I can see the very last remnants of the sunset off on the horizon from 35,000 feet. That’s just one of the many awesome things about flying. I always feel bad for folks that don’t feel the thrill for flight the way I do. I can understand being a nervous passenger and the like, some people are just not wired to soar above the earth, but I learned the joys of flight at a very young age and I am a better man for it. Ten years ago or so I would get nervous on airline flights for the simple reason that I didn’t know the pilot. As a kid I always knew the pilot, it was either my father, my grandfather or a friend of the family. Flying on an airline back then felt weird because I couldn’t observe was the pilot was doing, and that made me hesitant about flying the airlines. I have never, ever been nervous in a single engine airplane, even that summer afternoon in 1985 when the engine in my Dad’s 1940 Piper J-5A suddenly stopped while we were on downwind to land and my dad had to do a dead-stick landing. We pushed the airplane from where we stopped on the runway to the hangar. My dad’s reaction to the event was simple. He said “huh”. We were back in the air the following weekend.

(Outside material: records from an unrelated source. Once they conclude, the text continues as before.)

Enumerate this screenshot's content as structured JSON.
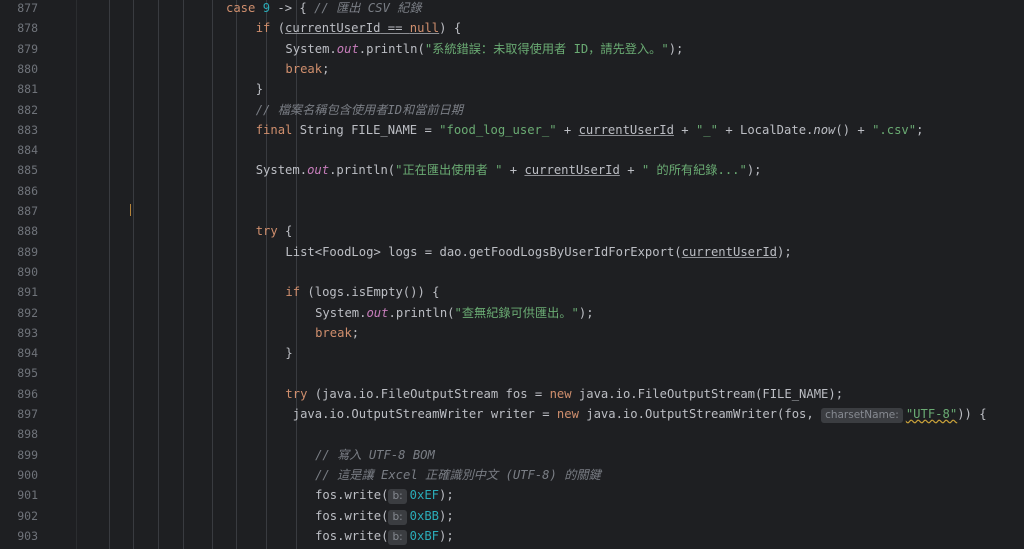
{
  "editor": {
    "colors": {
      "background": "#1e1f22",
      "keyword": "#cf8e6d",
      "string": "#6aab73",
      "comment": "#7a7e85",
      "number": "#2aacb8",
      "static_field": "#c77dbb",
      "line_number": "#6f737a",
      "hint_bg": "#3b3d41"
    },
    "lines": [
      {
        "n": "877",
        "indent": 0,
        "tokens": [
          {
            "t": "kw",
            "v": "case "
          },
          {
            "t": "num",
            "v": "9"
          },
          {
            "t": "pl",
            "v": " -> { "
          },
          {
            "t": "cm",
            "v": "// 匯出 CSV 紀錄"
          }
        ]
      },
      {
        "n": "878",
        "indent": 1,
        "tokens": [
          {
            "t": "kw",
            "v": "if "
          },
          {
            "t": "pl",
            "v": "("
          },
          {
            "t": "ul",
            "v": "currentUserId"
          },
          {
            "t": "ul",
            "v": " == "
          },
          {
            "t": "kwul",
            "v": "null"
          },
          {
            "t": "pl",
            "v": ") {"
          }
        ]
      },
      {
        "n": "879",
        "indent": 2,
        "tokens": [
          {
            "t": "pl",
            "v": "System."
          },
          {
            "t": "fld",
            "v": "out"
          },
          {
            "t": "pl",
            "v": ".println("
          },
          {
            "t": "str",
            "v": "\"系統錯誤：未取得使用者 ID，請先登入。\""
          },
          {
            "t": "pl",
            "v": ");"
          }
        ]
      },
      {
        "n": "880",
        "indent": 2,
        "tokens": [
          {
            "t": "kw",
            "v": "break"
          },
          {
            "t": "pl",
            "v": ";"
          }
        ]
      },
      {
        "n": "881",
        "indent": 1,
        "tokens": [
          {
            "t": "pl",
            "v": "}"
          }
        ]
      },
      {
        "n": "882",
        "indent": 1,
        "tokens": [
          {
            "t": "cm",
            "v": "// 檔案名稱包含使用者ID和當前日期"
          }
        ]
      },
      {
        "n": "883",
        "indent": 1,
        "tokens": [
          {
            "t": "kw",
            "v": "final "
          },
          {
            "t": "pl",
            "v": "String FILE_NAME = "
          },
          {
            "t": "str",
            "v": "\"food_log_user_\""
          },
          {
            "t": "pl",
            "v": " + "
          },
          {
            "t": "ul",
            "v": "currentUserId"
          },
          {
            "t": "pl",
            "v": " + "
          },
          {
            "t": "str",
            "v": "\"_\""
          },
          {
            "t": "pl",
            "v": " + LocalDate."
          },
          {
            "t": "st",
            "v": "now"
          },
          {
            "t": "pl",
            "v": "() + "
          },
          {
            "t": "str",
            "v": "\".csv\""
          },
          {
            "t": "pl",
            "v": ";"
          }
        ]
      },
      {
        "n": "884",
        "indent": 1,
        "tokens": []
      },
      {
        "n": "885",
        "indent": 1,
        "tokens": [
          {
            "t": "pl",
            "v": "System."
          },
          {
            "t": "fld",
            "v": "out"
          },
          {
            "t": "pl",
            "v": ".println("
          },
          {
            "t": "str",
            "v": "\"正在匯出使用者 \""
          },
          {
            "t": "pl",
            "v": " + "
          },
          {
            "t": "ul",
            "v": "currentUserId"
          },
          {
            "t": "pl",
            "v": " + "
          },
          {
            "t": "str",
            "v": "\" 的所有紀錄...\""
          },
          {
            "t": "pl",
            "v": ");"
          }
        ]
      },
      {
        "n": "886",
        "indent": 1,
        "tokens": []
      },
      {
        "n": "887",
        "indent": 1,
        "tokens": []
      },
      {
        "n": "888",
        "indent": 1,
        "tokens": [
          {
            "t": "kw",
            "v": "try "
          },
          {
            "t": "pl",
            "v": "{"
          }
        ]
      },
      {
        "n": "889",
        "indent": 2,
        "tokens": [
          {
            "t": "pl",
            "v": "List<FoodLog> logs = dao.getFoodLogsByUserIdForExport("
          },
          {
            "t": "ul",
            "v": "currentUserId"
          },
          {
            "t": "pl",
            "v": ");"
          }
        ]
      },
      {
        "n": "890",
        "indent": 2,
        "tokens": []
      },
      {
        "n": "891",
        "indent": 2,
        "tokens": [
          {
            "t": "kw",
            "v": "if "
          },
          {
            "t": "pl",
            "v": "(logs.isEmpty()) {"
          }
        ]
      },
      {
        "n": "892",
        "indent": 3,
        "tokens": [
          {
            "t": "pl",
            "v": "System."
          },
          {
            "t": "fld",
            "v": "out"
          },
          {
            "t": "pl",
            "v": ".println("
          },
          {
            "t": "str",
            "v": "\"查無紀錄可供匯出。\""
          },
          {
            "t": "pl",
            "v": ");"
          }
        ]
      },
      {
        "n": "893",
        "indent": 3,
        "tokens": [
          {
            "t": "kw",
            "v": "break"
          },
          {
            "t": "pl",
            "v": ";"
          }
        ]
      },
      {
        "n": "894",
        "indent": 2,
        "tokens": [
          {
            "t": "pl",
            "v": "}"
          }
        ]
      },
      {
        "n": "895",
        "indent": 2,
        "tokens": []
      },
      {
        "n": "896",
        "indent": 2,
        "tokens": [
          {
            "t": "kw",
            "v": "try "
          },
          {
            "t": "pl",
            "v": "(java.io.FileOutputStream fos = "
          },
          {
            "t": "kw",
            "v": "new "
          },
          {
            "t": "pl",
            "v": "java.io.FileOutputStream(FILE_NAME);"
          }
        ]
      },
      {
        "n": "897",
        "indent": 2,
        "pad": " ",
        "tokens": [
          {
            "t": "pl",
            "v": "java.io.OutputStreamWriter writer = "
          },
          {
            "t": "kw",
            "v": "new "
          },
          {
            "t": "pl",
            "v": "java.io.OutputStreamWriter(fos, "
          },
          {
            "t": "hint",
            "v": "charsetName:"
          },
          {
            "t": "strwavy",
            "v": "\"UTF-8\""
          },
          {
            "t": "pl",
            "v": ")) {"
          }
        ]
      },
      {
        "n": "898",
        "indent": 2,
        "tokens": []
      },
      {
        "n": "899",
        "indent": 3,
        "tokens": [
          {
            "t": "cm",
            "v": "// 寫入 UTF-8 BOM"
          }
        ]
      },
      {
        "n": "900",
        "indent": 3,
        "tokens": [
          {
            "t": "cm",
            "v": "// 這是讓 Excel 正確識別中文 (UTF-8) 的關鍵"
          }
        ]
      },
      {
        "n": "901",
        "indent": 3,
        "tokens": [
          {
            "t": "pl",
            "v": "fos.write("
          },
          {
            "t": "hint",
            "v": "b:"
          },
          {
            "t": "num",
            "v": "0xEF"
          },
          {
            "t": "pl",
            "v": ");"
          }
        ]
      },
      {
        "n": "902",
        "indent": 3,
        "tokens": [
          {
            "t": "pl",
            "v": "fos.write("
          },
          {
            "t": "hint",
            "v": "b:"
          },
          {
            "t": "num",
            "v": "0xBB"
          },
          {
            "t": "pl",
            "v": ");"
          }
        ]
      },
      {
        "n": "903",
        "indent": 3,
        "tokens": [
          {
            "t": "pl",
            "v": "fos.write("
          },
          {
            "t": "hint",
            "v": "b:"
          },
          {
            "t": "num",
            "v": "0xBF"
          },
          {
            "t": "pl",
            "v": ");"
          }
        ]
      }
    ]
  }
}
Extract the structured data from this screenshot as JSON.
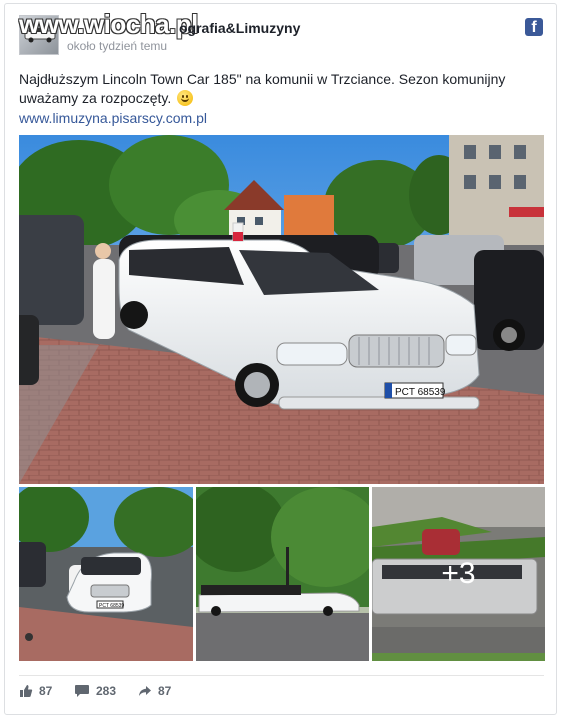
{
  "post": {
    "page_name": "P... ...ografia&Limuzyny",
    "page_name_visible_suffix": "ografia&Limuzyny",
    "timestamp": "około tydzień temu",
    "text": "Najdłuższym Lincoln Town Car 185\" na komunii w Trzciance. Sezon komunijny uważamy za rozpoczęty.",
    "link": "www.limuzyna.pisarscy.com.pl",
    "more_photos": "+3",
    "platform_icon": "facebook-icon",
    "emoji": "smiling-face-emoji"
  },
  "watermark": {
    "text": "www.wiocha.pl"
  },
  "main_photo": {
    "plate": "PCT 68539"
  },
  "thumb_photos": {
    "plate": "PCT 68539"
  },
  "footer": {
    "reactions": "87",
    "comments": "283",
    "shares": "87"
  },
  "colors": {
    "link": "#365899",
    "facebook_brand": "#3b5998",
    "secondary_text": "#90949c"
  }
}
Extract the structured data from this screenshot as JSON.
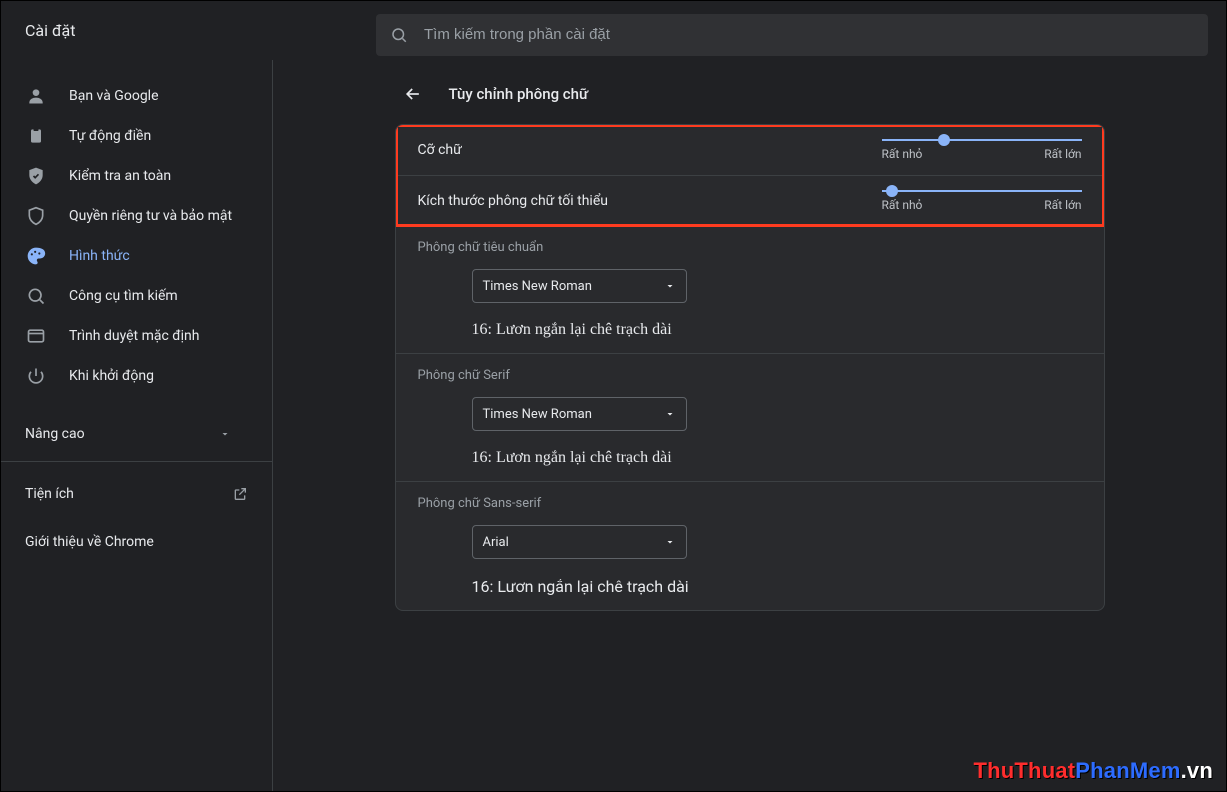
{
  "app": {
    "title": "Cài đặt"
  },
  "search": {
    "placeholder": "Tìm kiếm trong phần cài đặt"
  },
  "sidebar": {
    "items": [
      {
        "label": "Bạn và Google"
      },
      {
        "label": "Tự động điền"
      },
      {
        "label": "Kiểm tra an toàn"
      },
      {
        "label": "Quyền riêng tư và bảo mật"
      },
      {
        "label": "Hình thức"
      },
      {
        "label": "Công cụ tìm kiếm"
      },
      {
        "label": "Trình duyệt mặc định"
      },
      {
        "label": "Khi khởi động"
      }
    ],
    "advanced": "Nâng cao",
    "extensions": "Tiện ích",
    "about": "Giới thiệu về Chrome"
  },
  "page": {
    "title": "Tùy chỉnh phông chữ",
    "sliders": [
      {
        "label": "Cỡ chữ",
        "min_label": "Rất nhỏ",
        "max_label": "Rất lớn",
        "position_pct": 28
      },
      {
        "label": "Kích thước phông chữ tối thiểu",
        "min_label": "Rất nhỏ",
        "max_label": "Rất lớn",
        "position_pct": 2
      }
    ],
    "font_sections": [
      {
        "title": "Phông chữ tiêu chuẩn",
        "value": "Times New Roman",
        "sample": "16: Lươn ngắn lại chê trạch dài",
        "serif": true
      },
      {
        "title": "Phông chữ Serif",
        "value": "Times New Roman",
        "sample": "16: Lươn ngắn lại chê trạch dài",
        "serif": true
      },
      {
        "title": "Phông chữ Sans-serif",
        "value": "Arial",
        "sample": "16: Lươn ngắn lại chê trạch dài",
        "serif": false
      }
    ]
  },
  "watermark": {
    "a": "ThuThuat",
    "b": "PhanMem",
    "c": ".vn"
  }
}
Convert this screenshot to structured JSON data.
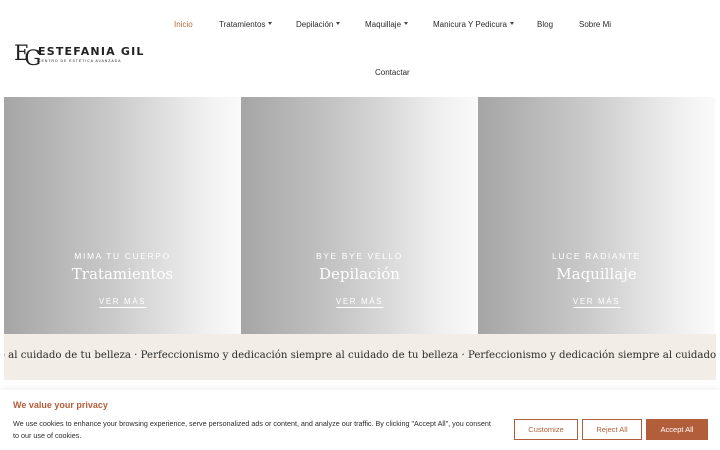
{
  "brand": {
    "name": "ESTEFANIA GIL",
    "tagline": "CENTRO DE ESTÉTICA AVANZADA",
    "monogram_e": "E",
    "monogram_g": "G"
  },
  "nav": {
    "items": [
      {
        "label": "Inicio",
        "active": true
      },
      {
        "label": "Tratamientos",
        "dropdown": true
      },
      {
        "label": "Depilación",
        "dropdown": true
      },
      {
        "label": "Maquillaje",
        "dropdown": true
      },
      {
        "label": "Manicura Y Pedicura",
        "dropdown": true
      },
      {
        "label": "Blog"
      },
      {
        "label": "Sobre Mi"
      },
      {
        "label": "Contactar"
      }
    ],
    "active_color": "#b66a43"
  },
  "cards": [
    {
      "kicker": "MIMA TU CUERPO",
      "title": "Tratamientos",
      "link": "VER MÁS"
    },
    {
      "kicker": "BYE BYE VELLO",
      "title": "Depilación",
      "link": "VER MÁS"
    },
    {
      "kicker": "LUCE RADIANTE",
      "title": "Maquillaje",
      "link": "VER MÁS"
    }
  ],
  "marquee": {
    "text": "re al cuidado de tu belleza · Perfeccionismo y dedicación siempre al cuidado de tu belleza · Perfeccionismo y dedicación siempre al cuidado de tu belleza"
  },
  "cookie": {
    "title": "We value your privacy",
    "text": "We use cookies to enhance your browsing experience, serve personalized ads or content, and analyze our traffic. By clicking \"Accept All\", you consent to our use of cookies.",
    "customize": "Customize",
    "reject": "Reject All",
    "accept": "Accept All",
    "accent_color": "#b35e3b"
  }
}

I’ve practiced many dead stick landings in the Cherokee. I did several as a student and I’ve practiced them from time to time as a licensed pilot. It’s good to keep one’s skills sharp. I figure that airline pilots have to do the same thing, though they probably don’t dead stick a real, live MD88 very often. That’s what simulators are for.
I look out into the dark sky as we skirt the tops of the haze. It is so awesome. If I was 10 years younger I would definitely be changing my career to become a professional pilot. My plan is to become an instructor so that I have something to do when I retire. I love the idea of sharing my joy of aviation.
There are some bumps here and there on this flight, just enough to keep things interesting. I know some folks think airliners bounce all over the sky in turbulence but it’s rare for the airplane to move more than a few feet in the sky at the very, very most. Airplanes are built to withstand much more than they’re ever subjected to.
Just sit back, relax and enjoy the flight.